Wir dürfen bezweifeln, dass Friedrich II den Brief gelesen hat, aber einen Anstoß gegeben hat das Schreiben doch. Janus handelte vermutlich in der Hoffnung auf diese Weise auch seine persönliche wirtschaftliche Lage verbessern zu können. Er war erfolgreich, wenn auch anders als er es sich vorgestellt hatte. Die zur Beratung dieser Eingabe angesprochene königliche Kommission griff den Gedanken auf und entschied sich für die Gründung eines Seebades. Allerdings erst Jahre später, 1794 in Doberan an der Ostsee und einige Jahre später auf Norderney. Juist musste noch einige Jahrzehnte warten. Aber trotzdem haben die Juister dem Pastor Janus, fast zweihundert Jahre später, ein Denkmal errichtet; nicht in Marmor oder Bronze, sondern in Form einer kleinen Grünanlage die seinen Namen trägt. Kaum 150 Meter entfernt von der Stelle, an der er die fünfte Inselkirche errichten ließ, findet man den Janus-Platz.
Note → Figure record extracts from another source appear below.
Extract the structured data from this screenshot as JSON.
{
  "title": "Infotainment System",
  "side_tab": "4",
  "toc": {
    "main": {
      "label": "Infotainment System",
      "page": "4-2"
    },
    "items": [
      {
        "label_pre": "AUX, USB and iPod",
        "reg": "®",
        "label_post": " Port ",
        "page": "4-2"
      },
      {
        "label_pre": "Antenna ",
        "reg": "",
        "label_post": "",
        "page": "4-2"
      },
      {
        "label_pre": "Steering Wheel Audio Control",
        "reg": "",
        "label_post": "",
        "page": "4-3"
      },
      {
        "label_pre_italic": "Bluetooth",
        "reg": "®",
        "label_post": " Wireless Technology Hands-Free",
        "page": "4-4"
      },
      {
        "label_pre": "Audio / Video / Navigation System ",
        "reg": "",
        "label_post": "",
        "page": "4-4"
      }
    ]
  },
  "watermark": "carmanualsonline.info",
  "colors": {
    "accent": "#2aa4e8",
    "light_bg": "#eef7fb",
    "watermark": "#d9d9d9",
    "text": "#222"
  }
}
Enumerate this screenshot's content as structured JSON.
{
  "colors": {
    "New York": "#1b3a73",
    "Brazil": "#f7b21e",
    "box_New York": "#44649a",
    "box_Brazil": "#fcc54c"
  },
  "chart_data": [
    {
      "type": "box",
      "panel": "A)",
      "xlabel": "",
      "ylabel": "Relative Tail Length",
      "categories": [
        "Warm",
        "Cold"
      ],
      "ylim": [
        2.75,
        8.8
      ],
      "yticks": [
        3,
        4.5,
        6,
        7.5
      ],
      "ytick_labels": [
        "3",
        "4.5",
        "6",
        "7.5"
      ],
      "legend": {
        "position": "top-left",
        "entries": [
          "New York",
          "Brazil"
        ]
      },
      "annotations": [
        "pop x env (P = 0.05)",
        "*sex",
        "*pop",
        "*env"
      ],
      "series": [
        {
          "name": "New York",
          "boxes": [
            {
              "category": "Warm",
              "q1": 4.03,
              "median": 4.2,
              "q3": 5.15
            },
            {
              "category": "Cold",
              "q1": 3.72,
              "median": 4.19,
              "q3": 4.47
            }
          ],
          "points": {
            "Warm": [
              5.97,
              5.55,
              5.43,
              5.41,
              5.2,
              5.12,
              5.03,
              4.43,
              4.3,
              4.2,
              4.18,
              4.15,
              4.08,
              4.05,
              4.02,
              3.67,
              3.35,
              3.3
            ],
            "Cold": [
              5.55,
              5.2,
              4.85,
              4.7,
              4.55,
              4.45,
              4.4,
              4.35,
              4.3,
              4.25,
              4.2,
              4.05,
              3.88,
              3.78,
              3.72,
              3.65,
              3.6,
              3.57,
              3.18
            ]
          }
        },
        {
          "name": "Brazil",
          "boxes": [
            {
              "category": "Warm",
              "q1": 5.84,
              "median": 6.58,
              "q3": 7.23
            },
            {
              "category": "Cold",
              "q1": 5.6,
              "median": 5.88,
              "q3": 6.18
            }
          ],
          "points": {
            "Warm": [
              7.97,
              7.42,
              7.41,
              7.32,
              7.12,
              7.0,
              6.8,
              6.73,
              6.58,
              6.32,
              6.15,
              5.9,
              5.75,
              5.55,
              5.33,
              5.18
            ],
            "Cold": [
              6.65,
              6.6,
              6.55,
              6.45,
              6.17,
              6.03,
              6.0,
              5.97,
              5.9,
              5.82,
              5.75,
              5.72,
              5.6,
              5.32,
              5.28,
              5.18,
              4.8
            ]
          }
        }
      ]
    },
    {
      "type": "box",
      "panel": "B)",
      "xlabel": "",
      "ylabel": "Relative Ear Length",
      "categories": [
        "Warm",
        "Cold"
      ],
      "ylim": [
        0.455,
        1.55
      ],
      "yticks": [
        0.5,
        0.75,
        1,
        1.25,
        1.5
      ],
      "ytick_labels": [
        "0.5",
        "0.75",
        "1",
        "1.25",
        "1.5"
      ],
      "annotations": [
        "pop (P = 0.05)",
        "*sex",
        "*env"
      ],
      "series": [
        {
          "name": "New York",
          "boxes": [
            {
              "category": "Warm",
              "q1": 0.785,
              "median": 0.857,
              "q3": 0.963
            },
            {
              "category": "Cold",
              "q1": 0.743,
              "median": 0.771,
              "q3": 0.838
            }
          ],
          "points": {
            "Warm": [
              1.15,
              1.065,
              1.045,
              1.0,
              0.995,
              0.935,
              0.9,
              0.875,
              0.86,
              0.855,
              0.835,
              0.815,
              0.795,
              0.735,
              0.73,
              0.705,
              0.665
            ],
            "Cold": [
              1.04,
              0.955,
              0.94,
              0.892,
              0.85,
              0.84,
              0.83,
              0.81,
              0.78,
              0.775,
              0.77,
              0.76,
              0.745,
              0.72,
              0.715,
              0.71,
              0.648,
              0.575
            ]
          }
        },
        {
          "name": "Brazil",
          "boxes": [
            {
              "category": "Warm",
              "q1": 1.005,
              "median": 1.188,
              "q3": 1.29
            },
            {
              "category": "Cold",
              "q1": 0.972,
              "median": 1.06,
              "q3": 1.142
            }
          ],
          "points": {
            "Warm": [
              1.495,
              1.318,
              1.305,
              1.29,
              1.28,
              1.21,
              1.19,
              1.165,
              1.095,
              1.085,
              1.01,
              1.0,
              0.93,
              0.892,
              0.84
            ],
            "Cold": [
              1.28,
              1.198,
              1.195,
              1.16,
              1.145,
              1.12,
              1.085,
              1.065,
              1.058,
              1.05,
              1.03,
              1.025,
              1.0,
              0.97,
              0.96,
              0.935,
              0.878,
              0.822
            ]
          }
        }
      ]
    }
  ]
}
Da ich bereits in einhundert Jahresschritten die von den jeweiligen Zeitgenossen protokollierten und nicht sonderlich schmeichelhaften Aussagen zu den Juistern von 1580 bis 1780 aufgeführt habe, möchte ich mit einem Satz aus einem Ostfrieslandbuch aus dem Jahr 1880 diese Betrachtung abschließen: Auf Juist trifft man ein Inselvölkchen, das treu und bieder, gerade und ehrlich ist und nur von einem Dichter als Korsaren und Strandräuber verunglimpft werden mag. Im Jahr 1880 wurde mein Juister Großvater geboren. Wenn ich davon ausgehe, dass die eben zitierte Aussage die damaligen Verhältnisse weitgehend korrekt wiedergibt, so ist mein Großvater schon in einem zivilisierten Umfeld aufgewachsen. Wir werden darüber noch mehr lesen.